Ein Ausschluss kann nur aus wichtigem Grund erfolgen. Wichtige Gründe sind insbesondere ein die Vereinsziele schädigendes Verhalten, die Verletzung satzungsmäßiger Pflichten oder Beitragsrückstände von mindestens einem Jahr. Über den Ausschluss entscheidet der Vorstand. Gegen den Ausschluss steht dem Mitglied die Berufung an die Mitgliederversammlung zu, die schriftlich binnen eines Monats an den Vorstand zu richten ist. Die Mitgliederversammlung entscheidet im Rahmen des Vereins endgültig. Dem Mitglied bleibt die Überprüfung der Maßnahme durch Anrufung der ordentlichen Gerichte vorbehalten. Die Anrufung eines ordentlichen Gerichts hat aufschiebende Wirkung bis zur Rechtskraft der gerichtlichen Entscheidung.

§ 6 Beiträge
Von den Mitgliedern werden Beiträge erhoben. Die Höhe der Beiträge und deren Fälligkeit bestimmt die Mitgliederversammlung.

§ 7 Organe des Vereins
Organe des Vereins sind
die Mitgliederversammlung
der Vorstand.

§ 8 Mitgliederversammlung
Die Mitgliederversammlung ist das oberste Vereinsorgan. Zu ihren Aufgaben gehören insbesondere die Wahl und Abwahl des Vorstands, Entlastung des Vorstands, Entgegennahme der Berichte des Vorstandes, Wahl der Kassenprüfern/innen Festsetzung von Beiträgen und deren Fälligkeit, Beschlussfassung über die Änderung der Satzung, Beschlussfassung über die Auflösung des Vereins, Entscheidung über Aufnahme und Ausschluss von Mitgliedern in Berufungsfällen sowie weitere Aufgaben, soweit sich diese aus der Satzung oder nach dem Gesetz ergeben.

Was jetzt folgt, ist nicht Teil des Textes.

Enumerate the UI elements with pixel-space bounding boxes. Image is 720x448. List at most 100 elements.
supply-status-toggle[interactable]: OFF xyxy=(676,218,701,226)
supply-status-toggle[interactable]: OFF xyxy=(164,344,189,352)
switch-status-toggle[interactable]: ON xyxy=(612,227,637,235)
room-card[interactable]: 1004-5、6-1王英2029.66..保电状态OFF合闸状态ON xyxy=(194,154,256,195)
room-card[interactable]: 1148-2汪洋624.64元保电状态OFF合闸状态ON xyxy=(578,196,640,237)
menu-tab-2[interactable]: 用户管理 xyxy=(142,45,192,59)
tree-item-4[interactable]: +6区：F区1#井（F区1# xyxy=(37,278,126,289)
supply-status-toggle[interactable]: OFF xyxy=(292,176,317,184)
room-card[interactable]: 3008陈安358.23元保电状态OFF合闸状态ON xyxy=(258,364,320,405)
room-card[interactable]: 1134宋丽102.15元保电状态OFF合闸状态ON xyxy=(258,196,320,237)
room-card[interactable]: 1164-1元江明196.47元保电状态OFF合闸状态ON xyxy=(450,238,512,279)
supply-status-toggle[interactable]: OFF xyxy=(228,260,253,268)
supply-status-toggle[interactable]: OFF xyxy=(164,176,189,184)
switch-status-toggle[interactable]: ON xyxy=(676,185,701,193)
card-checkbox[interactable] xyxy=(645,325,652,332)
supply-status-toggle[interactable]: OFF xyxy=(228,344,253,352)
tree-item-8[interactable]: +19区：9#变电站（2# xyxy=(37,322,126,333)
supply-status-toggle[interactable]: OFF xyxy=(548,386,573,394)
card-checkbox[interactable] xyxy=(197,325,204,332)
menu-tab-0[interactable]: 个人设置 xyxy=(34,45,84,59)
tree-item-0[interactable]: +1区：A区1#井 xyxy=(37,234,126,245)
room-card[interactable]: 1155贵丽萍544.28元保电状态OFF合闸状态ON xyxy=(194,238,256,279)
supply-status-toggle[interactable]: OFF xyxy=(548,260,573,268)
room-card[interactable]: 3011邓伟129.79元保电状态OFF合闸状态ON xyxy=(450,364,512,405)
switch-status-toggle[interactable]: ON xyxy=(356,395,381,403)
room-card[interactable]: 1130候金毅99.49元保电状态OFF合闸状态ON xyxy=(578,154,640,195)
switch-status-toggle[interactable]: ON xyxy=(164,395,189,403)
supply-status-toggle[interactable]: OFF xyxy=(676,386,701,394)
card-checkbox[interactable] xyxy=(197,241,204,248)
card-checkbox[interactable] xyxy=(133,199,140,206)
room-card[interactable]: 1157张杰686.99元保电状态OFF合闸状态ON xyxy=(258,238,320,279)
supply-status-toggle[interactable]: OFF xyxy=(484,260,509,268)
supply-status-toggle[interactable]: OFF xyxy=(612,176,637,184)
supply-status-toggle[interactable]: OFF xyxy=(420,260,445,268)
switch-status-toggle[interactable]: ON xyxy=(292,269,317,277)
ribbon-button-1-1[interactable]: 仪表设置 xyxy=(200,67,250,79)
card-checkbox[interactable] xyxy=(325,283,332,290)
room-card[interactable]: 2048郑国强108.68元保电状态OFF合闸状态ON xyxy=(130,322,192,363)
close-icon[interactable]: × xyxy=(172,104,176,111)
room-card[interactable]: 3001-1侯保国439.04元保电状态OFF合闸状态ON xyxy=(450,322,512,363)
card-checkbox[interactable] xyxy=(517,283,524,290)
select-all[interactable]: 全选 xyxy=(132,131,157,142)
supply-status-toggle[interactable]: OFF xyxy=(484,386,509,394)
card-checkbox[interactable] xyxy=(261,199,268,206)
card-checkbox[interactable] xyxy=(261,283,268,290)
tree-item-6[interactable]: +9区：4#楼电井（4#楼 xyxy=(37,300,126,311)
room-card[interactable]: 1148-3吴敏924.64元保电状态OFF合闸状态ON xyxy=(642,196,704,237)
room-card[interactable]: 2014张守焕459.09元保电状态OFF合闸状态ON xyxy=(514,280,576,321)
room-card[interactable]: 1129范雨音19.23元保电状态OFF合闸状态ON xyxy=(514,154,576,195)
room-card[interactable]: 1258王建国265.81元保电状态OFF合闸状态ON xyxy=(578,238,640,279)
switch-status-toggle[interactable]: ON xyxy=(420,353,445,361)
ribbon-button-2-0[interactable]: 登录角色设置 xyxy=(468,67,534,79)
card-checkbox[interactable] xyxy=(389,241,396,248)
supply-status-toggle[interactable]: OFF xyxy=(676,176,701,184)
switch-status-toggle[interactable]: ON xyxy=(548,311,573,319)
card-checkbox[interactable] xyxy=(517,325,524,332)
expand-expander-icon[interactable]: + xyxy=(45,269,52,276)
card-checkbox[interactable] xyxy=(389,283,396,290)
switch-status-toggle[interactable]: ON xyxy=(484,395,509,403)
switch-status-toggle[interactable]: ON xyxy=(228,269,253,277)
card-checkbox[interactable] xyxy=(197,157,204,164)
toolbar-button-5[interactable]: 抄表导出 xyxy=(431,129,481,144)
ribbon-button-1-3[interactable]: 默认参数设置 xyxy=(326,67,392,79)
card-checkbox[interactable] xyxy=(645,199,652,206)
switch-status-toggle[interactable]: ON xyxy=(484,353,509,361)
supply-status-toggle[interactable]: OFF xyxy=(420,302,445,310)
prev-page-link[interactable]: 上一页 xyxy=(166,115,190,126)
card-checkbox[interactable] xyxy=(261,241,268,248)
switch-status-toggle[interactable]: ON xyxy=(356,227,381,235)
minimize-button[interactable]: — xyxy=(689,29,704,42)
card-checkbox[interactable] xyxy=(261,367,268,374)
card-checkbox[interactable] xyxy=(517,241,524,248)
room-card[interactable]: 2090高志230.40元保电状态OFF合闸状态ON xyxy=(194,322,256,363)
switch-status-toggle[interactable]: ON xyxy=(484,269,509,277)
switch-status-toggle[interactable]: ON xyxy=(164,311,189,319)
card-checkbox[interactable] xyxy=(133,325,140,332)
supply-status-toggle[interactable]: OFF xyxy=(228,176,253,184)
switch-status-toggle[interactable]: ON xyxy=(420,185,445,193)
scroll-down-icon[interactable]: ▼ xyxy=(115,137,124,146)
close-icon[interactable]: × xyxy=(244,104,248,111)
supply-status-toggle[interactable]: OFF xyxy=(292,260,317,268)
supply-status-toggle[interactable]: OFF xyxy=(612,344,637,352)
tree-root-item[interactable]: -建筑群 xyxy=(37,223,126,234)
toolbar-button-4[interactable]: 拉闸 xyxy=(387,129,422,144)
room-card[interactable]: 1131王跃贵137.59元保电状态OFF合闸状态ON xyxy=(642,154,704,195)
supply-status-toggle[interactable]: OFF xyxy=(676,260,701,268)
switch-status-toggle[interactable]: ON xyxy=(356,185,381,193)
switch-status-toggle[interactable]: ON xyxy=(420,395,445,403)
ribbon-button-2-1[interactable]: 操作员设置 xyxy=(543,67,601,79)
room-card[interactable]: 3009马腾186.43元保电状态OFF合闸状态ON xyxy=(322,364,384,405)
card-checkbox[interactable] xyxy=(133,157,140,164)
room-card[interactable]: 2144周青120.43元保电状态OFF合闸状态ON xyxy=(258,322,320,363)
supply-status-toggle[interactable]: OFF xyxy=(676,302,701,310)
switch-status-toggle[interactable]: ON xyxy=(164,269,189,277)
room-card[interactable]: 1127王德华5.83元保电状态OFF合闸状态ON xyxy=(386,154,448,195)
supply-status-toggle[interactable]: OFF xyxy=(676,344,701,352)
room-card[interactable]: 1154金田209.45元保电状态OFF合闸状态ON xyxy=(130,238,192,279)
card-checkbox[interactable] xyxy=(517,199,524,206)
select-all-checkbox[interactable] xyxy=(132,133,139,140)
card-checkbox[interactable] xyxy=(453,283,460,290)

Im ersten Quartal eines jeden Geschäftsjahres findet eine ordentliche Mitgliederversammlung statt.

Der Vorstand ist zur Einberufung einer außerordentlichen Mitgliederversammlung verpflichtet, wenn mindestens ein Drittel der Mitglieder dies schriftlich unter Angabe von Gründen verlangt.

Die Mitgliederversammlung wird vom Vorstand unter Einhaltung einer Frist von einem Monat schriftlich unter Angabe der Tagesordnung einberufen. Die Frist beginnt mit dem auf die Absendung des Einladungsschreibens folgenden Tag. Das Einladungsschreiben gilt als den Mitgliedern zugegangen, wenn es an die letzte dem Verein bekannt gegebene Anschrift gerichtet war.

Die Tagesordnung ist zu ergänzen, wenn dies ein Mitglied bis spätestens eine Woche vor dem angesetzten Termin schriftlich beantragt. Die Ergänzung ist zu Beginn der Versammlung bekanntzumachen.

Anträge über die Abwahl des Vorstands, über die Änderung der Satzung und über die Auflösung des Vereins, die den Mitgliedern nicht bereits mit der Einladung zur Mitgliederversammlung zugegangen sind, können erst auf der nächsten Mitgliederversammlung beschlossen werden.

Die Mitgliederversammlung ist ohne Rücksicht auf die Zahl der erschienenen Mitglieder beschlussfähig.

Die Mitgliederversammlung wird von einem Vorstandsmitglied geleitet.

Zu Beginn der Mitgliederversammlung ist ein Schriftführer zu wählen.

Jedes Mitglied hat eine Stimme. Das Stimmrecht kann nur persönlich oder für ein Mitglied unter Vorlage einer schriftlichen Vollmacht ausgeübt werden.

Bei Abstimmungen entscheidet die einfache Mehrheit der abgegebenen Stimmen.

Satzungsänderungen und die Auflösung des Vereins können nur mit einer Mehrheit von 3/4 der anwesenden Mitglieder beschlossen werden.

Stimmenthaltungen und ungültige Stimmen bleiben außer Betracht.

Über die Beschlüsse der Mitgliederversammlung ist ein Protokoll anzufertigen, das vom Versammlungsleiter und dem Schriftführer zu unterzeichnen ist.